A minimal write-only stream that collects output into a buffer::

    import io

    class MyOutput(io.IOBase):
        def __init__(self):
            self.data = bytearray()

        def write(self, buf):
            self.data.extend(buf)
            return len(buf)

        def ioctl(self, op, arg):
            if op == 4:  # close
                return 0
            return -1

    s = MyOutput()
    print("hello", file=s)
    print(s.data)  # bytearray(b'hello\n')

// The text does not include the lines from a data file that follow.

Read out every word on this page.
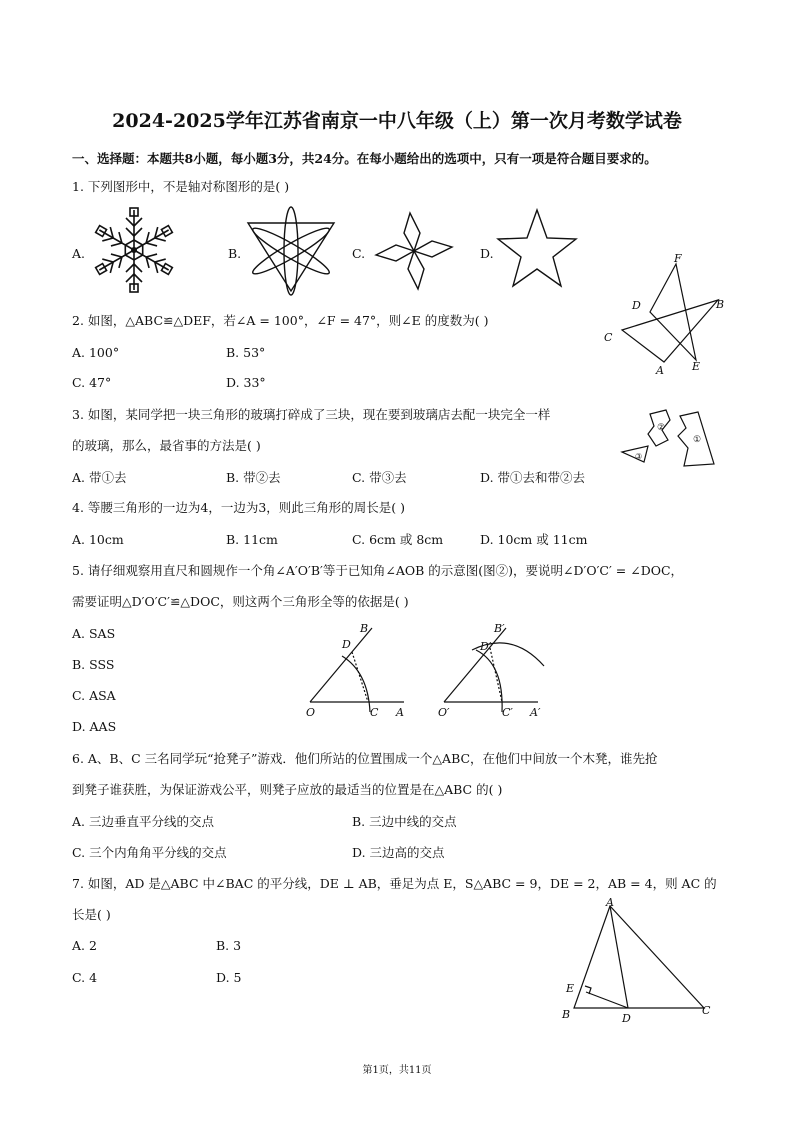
2024-2025学年江苏省南京一中八年级（上）第一次月考数学试卷
一、选择题：本题共8小题，每小题3分，共24分。在每小题给出的选项中，只有一项是符合题目要求的。
1. 下列图形中，不是轴对称图形的是( )
A.	B.	C.	D.
2. 如图，△ABC≌△DEF，若∠A = 100°，∠F = 47°，则∠E 的度数为( )
A. 100°	B. 53°
C. 47°	D. 33°
F
D	B
C
A	E
3. 如图，某同学把一块三角形的玻璃打碎成了三块，现在要到玻璃店去配一块完全一样
的玻璃，那么，最省事的方法是( )
A. 带①去	B. 带②去	C. 带③去	D. 带①去和带②去
②
①
③
4. 等腰三角形的一边为4，一边为3，则此三角形的周长是( )
A. 10cm	B. 11cm	C. 6cm 或 8cm	D. 10cm 或 11cm
5. 请仔细观察用直尺和圆规作一个角∠A′O′B′等于已知角∠AOB 的示意图(图②)，要说明∠D′O′C′ = ∠DOC，
需要证明△D′O′C′≌△DOC，则这两个三角形全等的依据是( )
A. SAS
B. SSS
C. ASA
D. AAS
B
D
O	C A
B′
D′
O′	C′ A′
6. A、B、C 三名同学玩“抢凳子”游戏．他们所站的位置围成一个△ABC，在他们中间放一个木凳，谁先抢
到凳子谁获胜，为保证游戏公平，则凳子应放的最适当的位置是在△ABC 的( )
A. 三边垂直平分线的交点	B. 三边中线的交点
C. 三个内角角平分线的交点	D. 三边高的交点
7. 如图，AD 是△ABC 中∠BAC 的平分线，DE ⊥ AB，垂足为点 E，S△ABC = 9，DE = 2，AB = 4，则 AC 的
长是( )
A. 2	B. 3
C. 4	D. 5
A
E
B	D
C
第1页，共11页
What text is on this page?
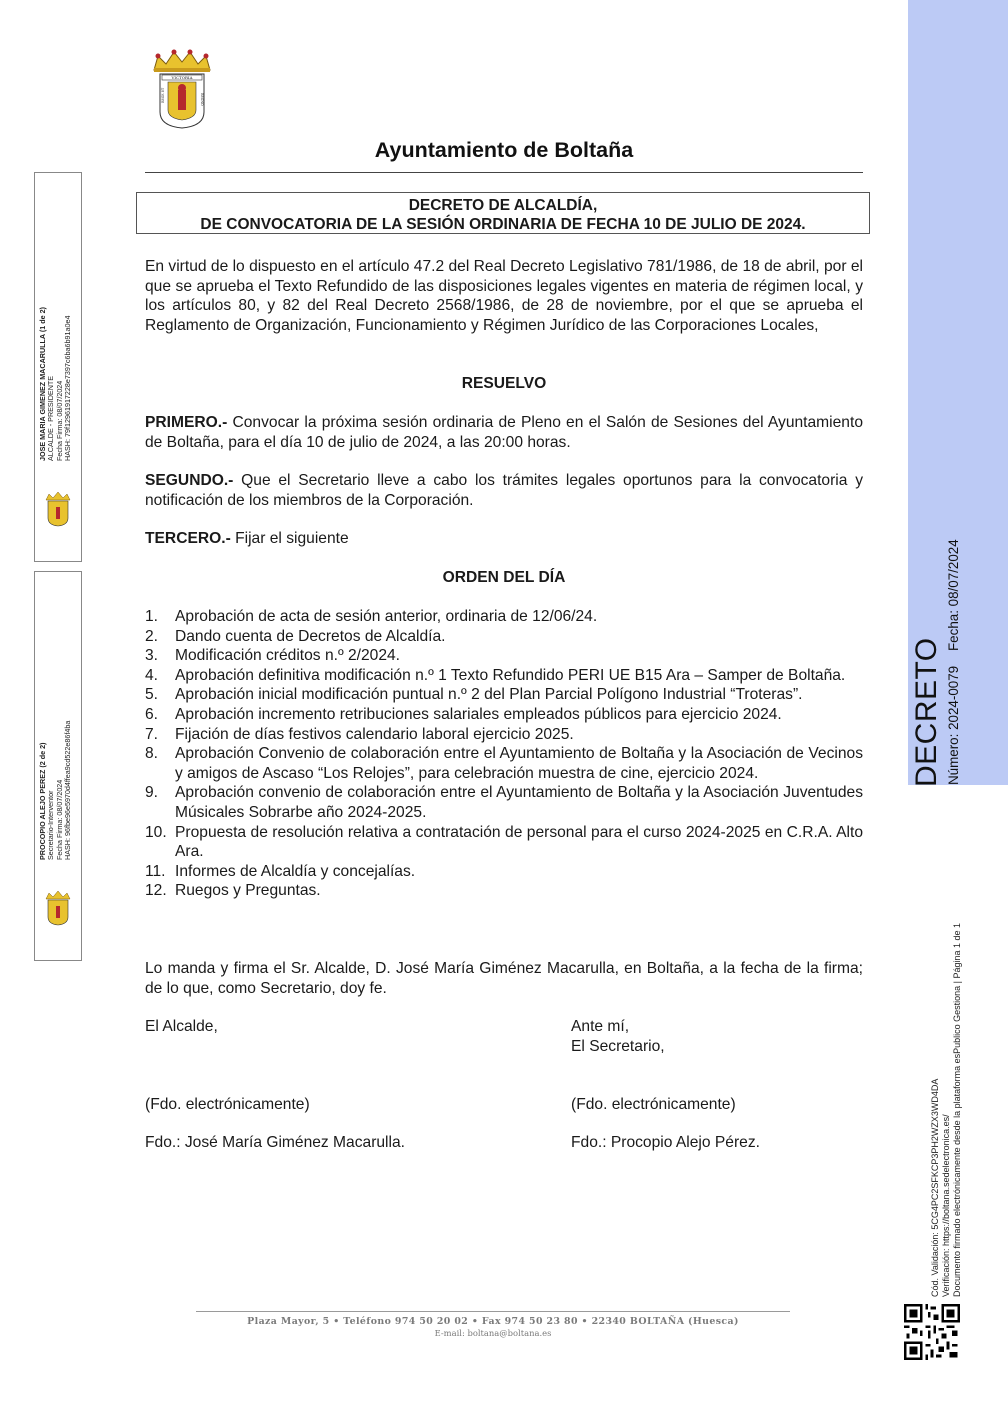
VICTORIA
REGE ET	REGNO
Ayuntamiento de Boltaña
DECRETO DE ALCALDÍA,
DE CONVOCATORIA DE LA SESIÓN ORDINARIA DE FECHA 10 DE JULIO DE 2024.
En virtud de lo dispuesto en el artículo 47.2 del Real Decreto Legislativo 781/1986, de 18 de abril, por el que se aprueba el Texto Refundido de las disposiciones legales vigentes en materia de régimen local, y los artículos 80, y 82 del Real Decreto 2568/1986, de 28 de noviembre, por el que se aprueba el Reglamento de Organización, Funcionamiento y Régimen Jurídico de las Corporaciones Locales,
RESUELVO
PRIMERO.- Convocar la próxima sesión ordinaria de Pleno en el Salón de Sesiones del Ayuntamiento de Boltaña, para el día 10 de julio de 2024, a las 20:00 horas.
SEGUNDO.- Que el Secretario lleve a cabo los trámites legales oportunos para la convocatoria y notificación de los miembros de la Corporación.
TERCERO.- Fijar el siguiente
ORDEN DEL DÍA
1. Aprobación de acta de sesión anterior, ordinaria de 12/06/24.
2. Dando cuenta de Decretos de Alcaldía.
3. Modificación créditos n.º 2/2024.
4. Aprobación definitiva modificación n.º 1 Texto Refundido PERI UE B15 Ara – Samper de Boltaña.
5. Aprobación inicial modificación puntual n.º 2 del Plan Parcial Polígono Industrial “Troteras”.
6. Aprobación incremento retribuciones salariales empleados públicos para ejercicio 2024.
7. Fijación de días festivos calendario laboral ejercicio 2025.
8. Aprobación Convenio de colaboración entre el Ayuntamiento de Boltaña y la Asociación de Vecinos y amigos de Ascaso “Los Relojes”, para celebración muestra de cine, ejercicio 2024.
9. Aprobación convenio de colaboración entre el Ayuntamiento de Boltaña y la Asociación Juventudes Músicales Sobrarbe año 2024-2025.
10. Propuesta de resolución relativa a contratación de personal para el curso 2024-2025 en C.R.A. Alto Ara.
11. Informes de Alcaldía y concejalías.
12. Ruegos y Preguntas.
Lo manda y firma el Sr. Alcalde, D. José María Giménez Macarulla, en Boltaña, a la fecha de la firma; de lo que, como Secretario, doy fe.
El Alcalde,	Ante mí,
El Secretario,
(Fdo. electrónicamente)	(Fdo. electrónicamente)
Fdo.: José María Giménez Macarulla.	Fdo.: Procopio Alejo Pérez.
JOSE MARIA GIMENEZ MACARULLA (1 de 2) ALCALDE - PRESIDENTE Fecha Firma: 08/07/2024 HASH: 79f12961917228e7397c6ba6b91a0e4
PROCOPIO ALEJO PEREZ (2 de 2) Secretario-Interventor Fecha Firma: 08/07/2024 HASH: 96fbe96e5970d4ffea9cd522e86f4ba
DECRETO Número: 2024-0079    Fecha: 08/07/2024
Cód. Validación: 5CG4PC2SFKCP3PH2WZX3WD4DA Verificación: https://boltana.sedelectronica.es/ Documento firmado electrónicamente desde la plataforma esPublico Gestiona | Página 1 de 1
Plaza Mayor, 5 • Teléfono 974 50 20 02 • Fax 974 50 23 80 • 22340 BOLTAÑA (Huesca)
E-mail: boltana@boltana.es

A readable stream that can be used with ``select.poll()``::

    import io, select
    from micropython import const

    _MP_STREAM_POLL = const(3)
    _MP_STREAM_POLL_RD = const(0x0001)
    _MP_STREAM_CLOSE = const(4)

    class RingBuffer(io.IOBase):
        def __init__(self, size):
            self._buf = bytearray(size)
            self._size = size
            self._wpos = 0
            self._rpos = 0

        def _available(self):
            return (self._wpos - self._rpos) % self._size

        def put(self, data):
            for b in data:
                self._buf[self._wpos % self._size] = b
                self._wpos = (self._wpos + 1) % self._size

        def readinto(self, buf):
            n = min(len(buf), self._available())
            for i in range(n):
                buf[i] = self._buf[self._rpos % self._size]
                self._rpos = (self._rpos + 1) % self._size
            return n

        def ioctl(self, op, arg):
            if op == _MP_STREAM_POLL:
                if arg & _MP_STREAM_POLL_RD and self._available() > 0:
                    return _MP_STREAM_POLL_RD
                return 0
            if op == _MP_STREAM_CLOSE:
                return 0
            return -1

    rb = RingBuffer(64)
    rb.put(b"test data")

    poller = select.poll()
    poller.register(rb, select.POLLIN)
    for obj, flags in poller.poll(0):
        buf = bytearray(16)
        n = obj.readinto(buf)
        print(buf[:n])  # bytearray(b'test data')